I must say that I thoroughly enjoyed reading this book. Everything about it resonated with me: the story was well-written, the characters were entirely believable, and the plot was very well-developed. I'm going to be putting this author's name right at the top of my wishlist and would certainly give this book an A+!

A+! - (96-100%)

Till we Meet Again, Glow Brightly as Moonlight

Monday, August 14, 2017

Anna Jarzab - All Unquiet Things: A Novel

19. All Unquiet Things: A Novel by Anna Jarzab (2010)
Length: 341 pages 
Genre: Contemporary Mystery 
Started: 10 August 2017
Finished: 14 August 2017
Where did it come from? From a Library Book Sale 
How long has it been on my TBR pile? Since 1 June 2015
Why do I have it? I like contemporary mysteries and Anna Jarzab is a new author for me.

Carly was a sweet girl with a wonderful personality. She was pretty and popular; vivacious and funny. She was as smart as a whip and knew everything about the privileged student body of the Brighton Day School. As much as he still loves her, it's disturbing for Neily to see how much his girlfriend has changed: she has begun running with a much faster crowd, and become extremely self-destructive.

When she suddenly dumps him for a notorious bad boy, Neily is devastated. Bewildered and angered by Carly's strange behavior, he steadfastly doesn't answer the phone whenever she calls. However, what initially seems like a typical teenage reaction to a difficult breakup, becomes tinged with sadness and regret after Carly is murdered. Neily is ultimately wracked with grief and guilt for his own stubbornness.

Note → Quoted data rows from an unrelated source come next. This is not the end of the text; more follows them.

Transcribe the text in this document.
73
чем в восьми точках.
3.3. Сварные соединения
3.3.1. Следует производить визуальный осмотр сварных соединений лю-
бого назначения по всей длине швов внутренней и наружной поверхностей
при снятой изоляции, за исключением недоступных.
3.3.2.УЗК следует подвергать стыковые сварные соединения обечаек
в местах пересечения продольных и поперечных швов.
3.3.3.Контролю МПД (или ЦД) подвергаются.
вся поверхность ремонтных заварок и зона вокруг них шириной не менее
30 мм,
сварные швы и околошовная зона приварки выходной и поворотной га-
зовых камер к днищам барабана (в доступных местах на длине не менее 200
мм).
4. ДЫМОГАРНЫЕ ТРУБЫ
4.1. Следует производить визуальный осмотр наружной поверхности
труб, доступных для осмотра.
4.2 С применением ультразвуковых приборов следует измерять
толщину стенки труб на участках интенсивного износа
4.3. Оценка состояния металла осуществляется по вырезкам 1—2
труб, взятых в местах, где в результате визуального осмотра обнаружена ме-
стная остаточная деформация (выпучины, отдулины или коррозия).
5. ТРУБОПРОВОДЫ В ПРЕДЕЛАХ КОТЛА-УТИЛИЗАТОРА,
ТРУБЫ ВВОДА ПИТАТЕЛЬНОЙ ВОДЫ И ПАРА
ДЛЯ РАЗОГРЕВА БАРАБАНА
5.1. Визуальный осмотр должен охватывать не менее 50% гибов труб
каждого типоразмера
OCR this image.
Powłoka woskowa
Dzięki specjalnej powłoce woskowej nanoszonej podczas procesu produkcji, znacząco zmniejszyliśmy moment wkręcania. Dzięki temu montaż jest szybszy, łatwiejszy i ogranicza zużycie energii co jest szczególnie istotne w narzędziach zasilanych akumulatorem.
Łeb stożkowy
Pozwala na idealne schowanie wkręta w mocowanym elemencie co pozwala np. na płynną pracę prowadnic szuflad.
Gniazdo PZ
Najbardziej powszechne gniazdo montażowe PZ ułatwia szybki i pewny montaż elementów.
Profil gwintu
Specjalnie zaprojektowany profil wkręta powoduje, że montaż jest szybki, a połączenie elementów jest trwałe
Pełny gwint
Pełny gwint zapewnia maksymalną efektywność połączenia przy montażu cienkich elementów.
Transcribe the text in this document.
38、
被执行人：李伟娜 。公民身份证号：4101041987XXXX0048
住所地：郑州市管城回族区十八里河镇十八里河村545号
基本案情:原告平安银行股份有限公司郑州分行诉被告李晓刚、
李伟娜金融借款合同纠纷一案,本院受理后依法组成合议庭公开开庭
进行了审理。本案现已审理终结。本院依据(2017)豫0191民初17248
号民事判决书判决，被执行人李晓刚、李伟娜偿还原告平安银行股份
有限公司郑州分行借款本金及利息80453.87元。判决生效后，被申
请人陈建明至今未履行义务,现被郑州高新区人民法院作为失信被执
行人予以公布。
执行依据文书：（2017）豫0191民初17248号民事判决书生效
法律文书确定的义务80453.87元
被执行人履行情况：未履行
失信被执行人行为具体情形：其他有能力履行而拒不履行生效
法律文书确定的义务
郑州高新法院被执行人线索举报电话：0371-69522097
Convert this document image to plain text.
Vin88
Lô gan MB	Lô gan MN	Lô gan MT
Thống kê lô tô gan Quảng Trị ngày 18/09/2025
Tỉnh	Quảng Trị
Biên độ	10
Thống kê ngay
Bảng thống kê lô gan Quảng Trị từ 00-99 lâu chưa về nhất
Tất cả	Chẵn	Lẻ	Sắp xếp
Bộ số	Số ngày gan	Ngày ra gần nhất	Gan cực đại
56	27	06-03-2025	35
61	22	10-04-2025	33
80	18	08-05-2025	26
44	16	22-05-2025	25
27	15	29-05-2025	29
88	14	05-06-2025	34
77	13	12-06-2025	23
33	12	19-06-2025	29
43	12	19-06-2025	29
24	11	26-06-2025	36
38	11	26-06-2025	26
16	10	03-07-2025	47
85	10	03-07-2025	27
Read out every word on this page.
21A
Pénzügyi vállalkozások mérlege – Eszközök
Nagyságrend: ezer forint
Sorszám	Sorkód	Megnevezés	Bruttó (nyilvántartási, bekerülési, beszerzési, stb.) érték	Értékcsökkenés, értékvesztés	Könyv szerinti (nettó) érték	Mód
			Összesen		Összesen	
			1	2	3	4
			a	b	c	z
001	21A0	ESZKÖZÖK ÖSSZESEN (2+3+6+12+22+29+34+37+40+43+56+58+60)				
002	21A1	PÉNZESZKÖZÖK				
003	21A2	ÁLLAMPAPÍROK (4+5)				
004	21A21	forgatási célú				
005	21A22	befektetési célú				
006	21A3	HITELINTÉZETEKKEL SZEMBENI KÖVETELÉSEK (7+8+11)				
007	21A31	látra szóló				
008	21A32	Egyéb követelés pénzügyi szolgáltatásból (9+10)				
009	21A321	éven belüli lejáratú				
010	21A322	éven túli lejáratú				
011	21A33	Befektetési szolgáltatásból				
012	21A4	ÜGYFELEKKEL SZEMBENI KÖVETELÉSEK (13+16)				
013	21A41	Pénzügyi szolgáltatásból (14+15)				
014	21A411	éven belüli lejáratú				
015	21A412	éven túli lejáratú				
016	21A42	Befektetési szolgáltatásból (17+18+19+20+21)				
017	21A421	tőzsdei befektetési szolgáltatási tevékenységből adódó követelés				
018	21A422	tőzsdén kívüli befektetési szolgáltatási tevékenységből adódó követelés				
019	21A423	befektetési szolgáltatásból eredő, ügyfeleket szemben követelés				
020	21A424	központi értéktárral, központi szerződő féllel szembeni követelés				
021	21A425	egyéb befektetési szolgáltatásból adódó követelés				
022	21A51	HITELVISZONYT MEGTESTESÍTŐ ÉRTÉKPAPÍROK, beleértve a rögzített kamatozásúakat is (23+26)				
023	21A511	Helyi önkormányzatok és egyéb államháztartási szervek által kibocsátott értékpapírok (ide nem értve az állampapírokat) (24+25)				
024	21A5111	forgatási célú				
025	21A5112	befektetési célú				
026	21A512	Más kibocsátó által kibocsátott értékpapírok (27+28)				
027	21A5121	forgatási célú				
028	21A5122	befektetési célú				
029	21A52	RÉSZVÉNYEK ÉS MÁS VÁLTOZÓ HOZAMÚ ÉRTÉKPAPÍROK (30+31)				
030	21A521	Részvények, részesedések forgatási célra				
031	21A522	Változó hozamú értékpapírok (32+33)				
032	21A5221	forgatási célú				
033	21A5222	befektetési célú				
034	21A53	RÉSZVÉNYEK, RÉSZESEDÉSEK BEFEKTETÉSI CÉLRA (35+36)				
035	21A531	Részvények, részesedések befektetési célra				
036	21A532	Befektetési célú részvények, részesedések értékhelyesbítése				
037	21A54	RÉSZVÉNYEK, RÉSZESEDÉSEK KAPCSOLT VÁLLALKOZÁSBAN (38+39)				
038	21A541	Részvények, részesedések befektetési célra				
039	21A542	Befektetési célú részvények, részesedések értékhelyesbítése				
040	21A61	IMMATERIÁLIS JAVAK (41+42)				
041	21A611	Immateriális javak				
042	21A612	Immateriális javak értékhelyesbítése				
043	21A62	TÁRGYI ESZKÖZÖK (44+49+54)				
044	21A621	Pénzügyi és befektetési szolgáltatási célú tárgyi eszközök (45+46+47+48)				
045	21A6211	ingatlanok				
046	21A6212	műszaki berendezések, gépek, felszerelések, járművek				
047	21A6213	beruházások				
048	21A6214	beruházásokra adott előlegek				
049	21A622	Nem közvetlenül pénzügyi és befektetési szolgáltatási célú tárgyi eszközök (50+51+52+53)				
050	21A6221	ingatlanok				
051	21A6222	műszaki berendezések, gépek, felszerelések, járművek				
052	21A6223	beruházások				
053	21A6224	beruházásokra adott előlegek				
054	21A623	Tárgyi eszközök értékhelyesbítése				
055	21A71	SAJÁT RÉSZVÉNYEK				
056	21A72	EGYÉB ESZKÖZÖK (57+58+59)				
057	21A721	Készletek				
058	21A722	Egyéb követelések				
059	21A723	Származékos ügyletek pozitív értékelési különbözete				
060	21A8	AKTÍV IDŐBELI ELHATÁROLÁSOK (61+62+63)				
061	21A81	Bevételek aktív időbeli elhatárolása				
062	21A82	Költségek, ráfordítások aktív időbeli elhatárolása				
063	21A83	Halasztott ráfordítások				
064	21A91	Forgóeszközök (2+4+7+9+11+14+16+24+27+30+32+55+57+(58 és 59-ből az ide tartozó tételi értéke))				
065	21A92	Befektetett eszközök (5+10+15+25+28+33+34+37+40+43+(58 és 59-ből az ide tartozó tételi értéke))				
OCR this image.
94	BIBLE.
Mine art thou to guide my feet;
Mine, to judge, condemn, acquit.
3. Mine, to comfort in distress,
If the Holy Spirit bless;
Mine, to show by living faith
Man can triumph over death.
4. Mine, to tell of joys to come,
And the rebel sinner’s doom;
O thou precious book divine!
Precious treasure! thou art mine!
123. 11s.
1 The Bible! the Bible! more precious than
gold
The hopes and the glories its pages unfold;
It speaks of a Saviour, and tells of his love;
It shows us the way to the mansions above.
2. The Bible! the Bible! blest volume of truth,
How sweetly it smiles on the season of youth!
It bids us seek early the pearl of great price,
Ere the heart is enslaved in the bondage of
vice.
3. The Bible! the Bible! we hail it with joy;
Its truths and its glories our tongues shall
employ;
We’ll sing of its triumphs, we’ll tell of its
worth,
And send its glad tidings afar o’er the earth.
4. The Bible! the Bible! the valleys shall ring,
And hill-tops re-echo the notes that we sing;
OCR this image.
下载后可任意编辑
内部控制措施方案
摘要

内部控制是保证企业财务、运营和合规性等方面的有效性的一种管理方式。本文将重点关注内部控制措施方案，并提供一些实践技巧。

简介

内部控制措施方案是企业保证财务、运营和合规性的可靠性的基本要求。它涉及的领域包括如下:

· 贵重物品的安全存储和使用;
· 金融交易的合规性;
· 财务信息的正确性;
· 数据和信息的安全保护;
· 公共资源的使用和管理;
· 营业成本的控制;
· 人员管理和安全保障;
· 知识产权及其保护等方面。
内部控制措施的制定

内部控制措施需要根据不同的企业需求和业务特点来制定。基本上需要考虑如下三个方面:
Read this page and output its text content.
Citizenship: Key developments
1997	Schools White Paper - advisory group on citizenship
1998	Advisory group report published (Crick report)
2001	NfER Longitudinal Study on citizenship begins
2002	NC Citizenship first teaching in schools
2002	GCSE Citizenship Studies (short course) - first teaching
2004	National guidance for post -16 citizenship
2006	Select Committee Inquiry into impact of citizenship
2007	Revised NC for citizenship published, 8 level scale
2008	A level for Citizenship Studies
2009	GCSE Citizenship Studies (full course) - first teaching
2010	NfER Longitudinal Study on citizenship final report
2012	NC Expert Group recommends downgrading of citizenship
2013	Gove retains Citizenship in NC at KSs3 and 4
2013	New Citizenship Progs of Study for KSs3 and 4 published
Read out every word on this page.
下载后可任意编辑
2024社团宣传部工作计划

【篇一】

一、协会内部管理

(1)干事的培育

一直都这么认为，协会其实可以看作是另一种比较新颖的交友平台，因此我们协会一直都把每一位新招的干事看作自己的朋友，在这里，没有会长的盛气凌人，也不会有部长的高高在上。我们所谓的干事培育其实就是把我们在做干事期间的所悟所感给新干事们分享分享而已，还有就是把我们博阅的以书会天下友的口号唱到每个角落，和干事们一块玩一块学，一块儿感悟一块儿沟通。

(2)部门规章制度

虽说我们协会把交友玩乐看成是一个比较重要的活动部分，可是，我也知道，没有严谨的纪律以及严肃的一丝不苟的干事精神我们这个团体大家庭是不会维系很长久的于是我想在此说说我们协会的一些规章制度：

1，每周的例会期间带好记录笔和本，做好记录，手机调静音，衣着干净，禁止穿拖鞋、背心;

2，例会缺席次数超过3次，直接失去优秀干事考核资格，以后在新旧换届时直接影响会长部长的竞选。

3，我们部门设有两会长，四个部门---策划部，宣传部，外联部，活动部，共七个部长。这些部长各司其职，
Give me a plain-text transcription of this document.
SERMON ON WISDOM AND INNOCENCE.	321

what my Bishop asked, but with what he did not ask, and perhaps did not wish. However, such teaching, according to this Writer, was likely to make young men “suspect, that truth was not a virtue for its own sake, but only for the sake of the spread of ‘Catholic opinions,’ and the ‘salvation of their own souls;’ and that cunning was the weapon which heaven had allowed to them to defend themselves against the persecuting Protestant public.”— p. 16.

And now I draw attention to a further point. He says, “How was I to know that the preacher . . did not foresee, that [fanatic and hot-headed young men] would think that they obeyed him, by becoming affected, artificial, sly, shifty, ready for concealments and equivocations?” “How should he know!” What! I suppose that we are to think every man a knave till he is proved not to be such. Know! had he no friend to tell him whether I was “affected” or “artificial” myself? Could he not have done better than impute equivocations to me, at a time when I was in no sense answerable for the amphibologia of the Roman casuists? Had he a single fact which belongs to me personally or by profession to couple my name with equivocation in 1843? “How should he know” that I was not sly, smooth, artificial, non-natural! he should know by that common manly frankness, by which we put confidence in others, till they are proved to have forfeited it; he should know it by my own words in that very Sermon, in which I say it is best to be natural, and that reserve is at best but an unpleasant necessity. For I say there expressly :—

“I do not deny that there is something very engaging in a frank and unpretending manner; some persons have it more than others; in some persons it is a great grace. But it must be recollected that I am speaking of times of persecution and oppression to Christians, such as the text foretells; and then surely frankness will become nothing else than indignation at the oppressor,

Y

If he had answered the call she had made before she died, he may have been able to help her. Now, he can't get the image of her lifeless body out of his mind. Desperately hoping to assuage some of the guilt he feels about her death, Neily reluctantly teams up with Carly's cousin Audrey to find her killer. After all, it is the last thing they can do to honor her memory.

Audrey is dealing with her own regrets over her cousin's death. She was the reason Carly got tangled up with Brighton's fast crowd in the first place, and she will have to live with the consequences of that decision on her conscience for the rest of her life. Because Audrey is convinced of two things about Carly's death: someone at Brighton is obviously a murderer, and the police have put the wrong person in jail. So, she turns to Neily for help in finding Carly's killer.

As Neily and Audrey begin to investigate their shared history with Carly, her dealings with Brighton's seedier elements come to light. For the amateur sleuths, these are shocking revelations that lead them to wonder if Carly actually knew something that could have gotten her killed. However, figuring out how Carly and her killer fit together into the twisted drama of Brighton's secretive world will force the reluctant allies to face some harsh truths about themselves and the girl they couldn't save.

To be perfectly honest, I found some of the pettiness between the characters to be slightly annoying. Having said that, I still enjoyed reading the book. I would give this book a definite A!